Tarımcılığı hobi olarak yapan Sevim Ateş’in (56), çiftçi bir ailenin kızı olduğu için ömrünün tüm zamanlarında toprakla geçirdiğini söylüyor. 7 serası olan Ateş, her türlü sebzeyi burada yetiştirdiğini ve kesinlikle yüzde yüz doğal olduklarını savundu. Seralarını kurduğu arsanın kendilerinin olmasından, hayvanlardan elde ettiği gübre ile de masrafların büyük bir bölümünden kurtulduklarını ifade eden Ateş, halinden memnun şunları söyledi: “Pazara hiç çıkmıyoruz. Kilosu biraz pahalı ama yüzde yüz doğal benim ürettiğim ürünler. Gübresinden ilaçlamasına kadar her şey doğal yapılıyor. Tadını bilen zaten bir daha bırakmıyor. Valla benim elimde ürünümün kaldığı görülmedi daha. Daha soran bile olur. Müşteri burayı bilir gelir, kendi toplar bazen de. Kendi gelir alır, tadına bakar yiye yiye gider.”

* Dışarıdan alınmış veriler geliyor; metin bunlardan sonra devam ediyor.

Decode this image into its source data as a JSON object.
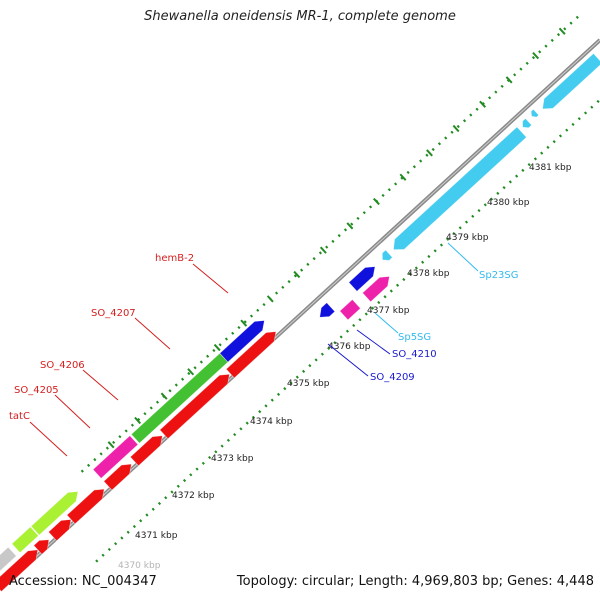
{
  "title": "Shewanella oneidensis MR-1, complete genome",
  "footer": {
    "accession": "Accession: NC_004347",
    "summary": "Topology: circular; Length: 4,969,803 bp; Genes: 4,448"
  },
  "ticks": [
    "4370 kbp",
    "4371 kbp",
    "4372 kbp",
    "4373 kbp",
    "4374 kbp",
    "4375 kbp",
    "4376 kbp",
    "4377 kbp",
    "4378 kbp",
    "4379 kbp",
    "4380 kbp",
    "4381 kbp"
  ],
  "labels": [
    {
      "text": "hemB-2",
      "color": "#d42020"
    },
    {
      "text": "SO_4207",
      "color": "#d42020"
    },
    {
      "text": "SO_4206",
      "color": "#d42020"
    },
    {
      "text": "SO_4205",
      "color": "#d42020"
    },
    {
      "text": "tatC",
      "color": "#d42020"
    },
    {
      "text": "Sp23SG",
      "color": "#33bbee"
    },
    {
      "text": "Sp5SG",
      "color": "#33bbee"
    },
    {
      "text": "SO_4210",
      "color": "#1a1acc"
    },
    {
      "text": "SO_4209",
      "color": "#1a1acc"
    }
  ],
  "colors": {
    "cds_red": "#ee1111",
    "cds_blue": "#1111dd",
    "cds_magenta": "#ee22aa",
    "cds_green": "#44c033",
    "cds_lime": "#aaf033",
    "cds_gray": "#c8c8c8",
    "rrna_cyan": "#44ccf0",
    "backbone": "#888888",
    "tick_green": "#228b22"
  }
}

“Tek başıma zor oluyor ama çok seviyorum işimi. Sevmesem yapamazdım zaten” diye devam eden Ateş, tek masrafının ilaçlama olduğunu söyledi. İlaçlamanın artmasının nedenlerine değinen Ateş, şunları dile getirdi: “Eskiden bu adar ilaçlama da yapmazdım, ama toprak da insan gibi oldu hastalıklı gibi ilaçsız olmuyor. Fabrikalardan çıkan kimyasallardan bu kadar toprak hastalanıyor. Çok fazla yabanı ot bitiyor toprakta. Ot ilacı çok kullanıyoruz. Bu hayvanların yediği şeylerde artık doğal değil. Onların gübreleri nasıl doğal olsun ki... Devamlı çapalıyoruz, yabani otları yoluyoruz da idare ediyoruz.”